Videoaufnahmen der fliegenden Bienen
Die Untersuchung war gross angelegt: Mit einem 50-köpfigen internationalen Forschungsteam konnten die Autorinnen und Autoren Daten über 41 verschiedene landwirtschaftliche Systeme aus 600 Anbauflächen in 20 Ländern aller Kontinente zusammengetragen. Protokolliert wurden Häufigkeit sowie Vielfalt der blütenbesuchenden Insekten und ebenfalls der Fruchtansatz zur Erntezeit. Aus dem Datensatz konnte nun berechnet werden, wie stark der Fruchtansatz limitiert wurde, wenn die bestäubenden Insekten reduziert auftraten – und welche Bedeutung dabei den Honigbienen und welche den wildlebenden Insekten zukam.
Christof Schüepp hat die Bestäubung aus der Nähe mit Videoaufnahmen von Kirschblüten im Berner Mittelland dokumentiert. Mit der unkonventionellen Methode konnte der Biologe verfolgen, welche Insekten wie häufig und wie lange die Blüten anflogen und ob sie die Narbe während des Aufenthaltes berührten oder sich nur am Blütenrand aufhielten (siehe Video).
Wildlebende Insekten sind effizienter
Das Ergebnis in Zahlen: Die Häufigkeit von Blütenbesuchen durch wildlebende Insekten hat den Fruchtansatz in allen 41 Anbausystemen positiv beeinflusst. Die Honigbienen hingegen haben in nur 14 Prozent der untersuchten Anbauten den Fruchtansatz erhöht.
Erstaunlich ist auch das folgende Resultat: Die Wildbienen erreichten bei der gleichen Anzahl an Blütenbesuchen einen doppelt so hohen Fruchtansatz als die Honigbiene.
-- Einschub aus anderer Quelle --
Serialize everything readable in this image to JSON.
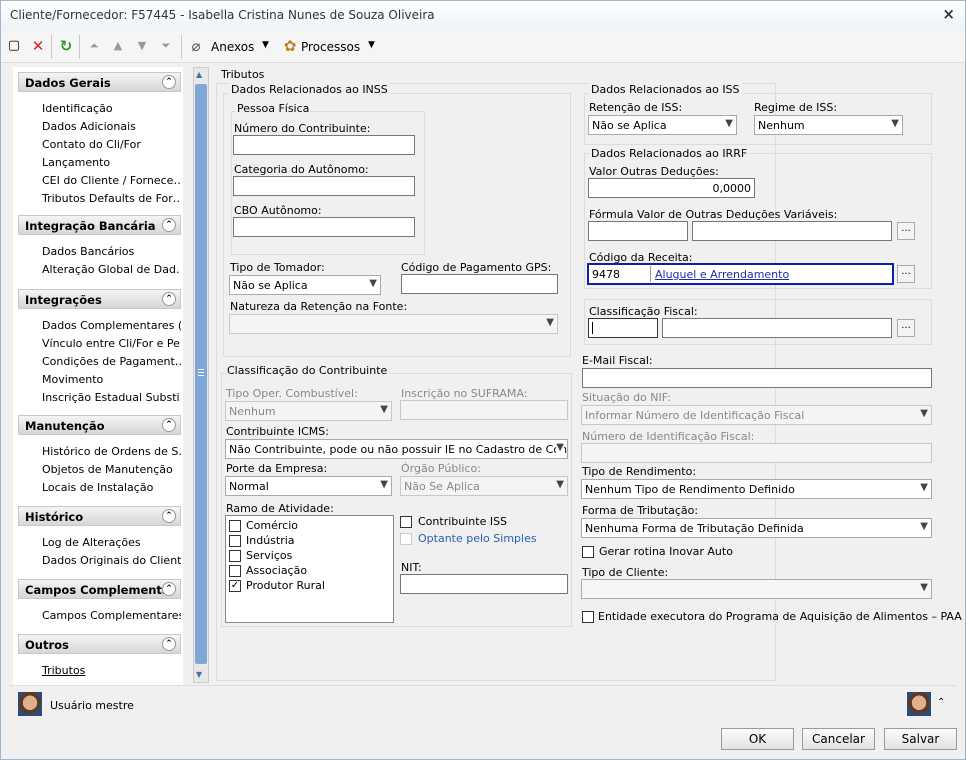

Was gemäss Christof Schüepp dafür spricht, dass «wildlebende Insekten effizienter sind». Untersuchungen von Pollen liessen vermuten, dass die höhere Effizienz von wildlebenden Insekten nicht durch eine grössere Menge, sondern durch bessere Qualität an transportierten Pollen zustande kommt.
Anpassungen in der Landwirtschaft nötig…
«Unser Ergebnis zeigt das Potential für eine Steigerung der Erträge bei Nutzpflanzen auf, wenn wildlebende Insekten in Agrarlandschaften gefördert werden», zieht Biologie Schüepp als Fazit aus der Studie. Maximale Erträge seien nur möglich, wenn ein landwirtschaftliches System beide Bestäuber-Gruppen, wildlebende Insekten und Honigbienen, fördere. Das bedingt einige Anpassungen in der heutigen Agrarlandschaft: «Wildlebende Insekten brauchen natürliche Ressourcen wie Nahrung und Nistplätze, welche in der industriellen Landwirtschaft meist nicht ausreichend vorhanden sind», so Schüepp.
…mit Hecken und Blühstreifen
«Konkret braucht es in den Monokulturen Schutz und Aufwertung naturnaher Lebensräume – wie Hecken und langfristig angelegte Blühstreifen.» Die Landwirtschaft müsse vermehrt als Teil eines natürlichen Ökosystems betrachtet werden und die Biodiversität durch wildlebende Organismen müsse mit einbezogen und gefördert werden, damit man «von den vielseitigen Dienstleistungen der Natur» profitieren könne. «Nun sind angewandte Wissenschaft, Politik und Praxis gemeinsam, entsprechende Agrarlandschaften zu entwickeln», so der Berner Biologe.
Professur für Bienengesundheit
bj. Seit Januar 2013 ist an der Vetsuisse-Fakultät der Uni Bern die «Vinetum-Professur für Bienengesundheit» angesiedelt. Die Bieler Stiftung Vinetum stellt der Universität 5 Mio. CHF für die zunächst auf 10 Jahre angelegte Professur zur Verfügung. Prof. Peter Neumann widmet sich der Aufgabe, mehr über die Mechanismen der Varroa-Milbe sowie Viren und Bakterien herauszufinden, um wirksam gegen das Bienensterben vorzugehen. Die Strukturen der Vinetum-Professur erlauben einen einzigartigen Ansatz in dieser interdisziplinären Aufgabe – etwa durch die Zusammenarbeit mit dem Institut für Ökologie und Evolution und mit dem Institut für Pflanzenwissenschaften und dem praxisnahen eidgenössischen Zentrum für Bienenforschung von Agroscope.